Computers in Human Behavior 22 (4), 771-89 (Jul 2006)
Attentive user interfaces are user interfaces that aim to support the user’s attentional capacities. By sensing the users’ attention for objects and people in their everyday environment, and by treating user attention as a limited resource, these interfaces avoid today’s ubiquitous patterns of interruption. Focusing upon attention as a central interaction channel allows development of more sociable methods of communication and repair with ubiquitous devices. Proposed methods are analogous to human turn taking in group communication. Turn taking improves the user’s ability to conduct foreground processing of conversations. Attentive user interfaces bridge the gap between the foreground and periphery of user activity in a similar fashion, allowing users to move smoothly in between. The work is focused on motivating the need for attentive user interfaces and on the practical implementation of some of them. In particular 4 different attentive interface are described based on eye tracking techniques (eye contact detection). The first solutions supports device control into the home environment by detecting eye contact, thus detecting the control context and providing only the needed interfaces. For example an attentive lamp is proposed which listens the on and off commands only when looked by the user. The second solution aims at improving attention detection by sensing physiological parameters such as ECG or EEG (more intrusive). The third solution is an attentive headset composed of a noise cancellation headset and two eye contact detectors. The headset cancels the surrounding noise except when the wearer is in eye contact with another person also wearing the same kind of headset, thus allowing communication. Eventually an attentive wall is described, built using a Liquid Crystal Window that is normally obscured and can become transparent when user attention is detected, thus allowing inter-cubicle communication.
 
A New Gaze-Based Interface for Environmental Control
Fangmin Shi, Alastair Gale, and Kevin Purdy
The paper describes a control interface that uses gaze tracking to enable severely disabled people to control electronic devices easily. Instead of offering a centralized interface, controllable by eye, the proposed system is able to detect the object laying in the user field of view and to present only those controls suitable for the identified device. Two possible implementation are investigated one using a head mounted tracker and the second using multiple remote trackers.
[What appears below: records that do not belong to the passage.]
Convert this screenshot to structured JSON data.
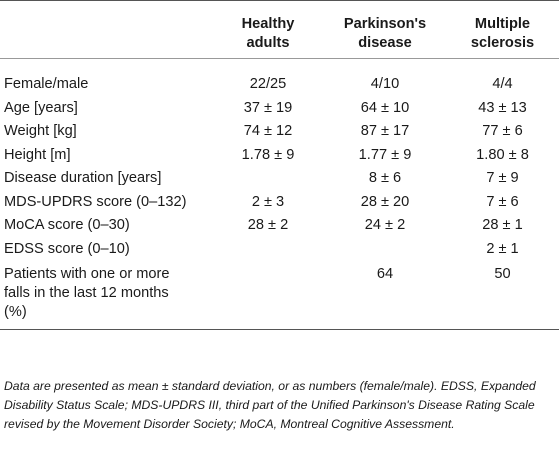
{
  "table": {
    "headers": [
      {
        "line1": "",
        "line2": ""
      },
      {
        "line1": "Healthy",
        "line2": "adults"
      },
      {
        "line1": "Parkinson's",
        "line2": "disease"
      },
      {
        "line1": "Multiple",
        "line2": "sclerosis"
      }
    ],
    "rows": [
      {
        "label": "Female/male",
        "values": [
          "22/25",
          "4/10",
          "4/4"
        ]
      },
      {
        "label": "Age [years]",
        "values": [
          "37 ± 19",
          "64 ± 10",
          "43 ± 13"
        ]
      },
      {
        "label": "Weight [kg]",
        "values": [
          "74 ± 12",
          "87 ± 17",
          "77 ± 6"
        ]
      },
      {
        "label": "Height [m]",
        "values": [
          "1.78 ± 9",
          "1.77 ± 9",
          "1.80 ± 8"
        ]
      },
      {
        "label": "Disease duration [years]",
        "values": [
          "",
          "8 ± 6",
          "7 ± 9"
        ]
      },
      {
        "label": "MDS-UPDRS score (0–132)",
        "values": [
          "2 ± 3",
          "28 ± 20",
          "7 ± 6"
        ]
      },
      {
        "label": "MoCA score (0–30)",
        "values": [
          "28 ± 2",
          "24 ± 2",
          "28 ± 1"
        ]
      },
      {
        "label": "EDSS score (0–10)",
        "values": [
          "",
          "",
          "2 ± 1"
        ]
      },
      {
        "label_lines": [
          "Patients with one or more",
          "falls in the last 12 months",
          "(%)"
        ],
        "values": [
          "",
          "64",
          "50"
        ]
      }
    ]
  },
  "footnote": "Data are presented as mean ± standard deviation, or as numbers (female/male). EDSS, Expanded Disability Status Scale; MDS-UPDRS III, third part of the Unified Parkinson's Disease Rating Scale revised by the Movement Disorder Society; MoCA, Montreal Cognitive Assessment."
}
The former solution is more accurate but has several drawbacks: the tracking apparatus has to be worn (becoming stressful for long periods of usage), the calibration shall be done at every new use session, i.e. each time the user wears the system, the system is very sensitive to bright lights and daylight and eventually the allowable range of movements is quite limited (around 50°). The latter is more complex to implement and less accurate, however it has several advantages as it only requires one calibration per user, it is not much sensible to light conditions and the range of acceptable head movements is wider that for the head-mounted one (170°). Home control is achieved by means of an X10 RF controller which interacts with X10 actuators distributed in the house environment. Unfortunately, this control network, although cheap, is very primitive and supports only very simple automation, thus limiting the possibility for a user to control its own home. As a solution, the authors suggest the adoption of more sophisticated networks such as insteon or z-wave.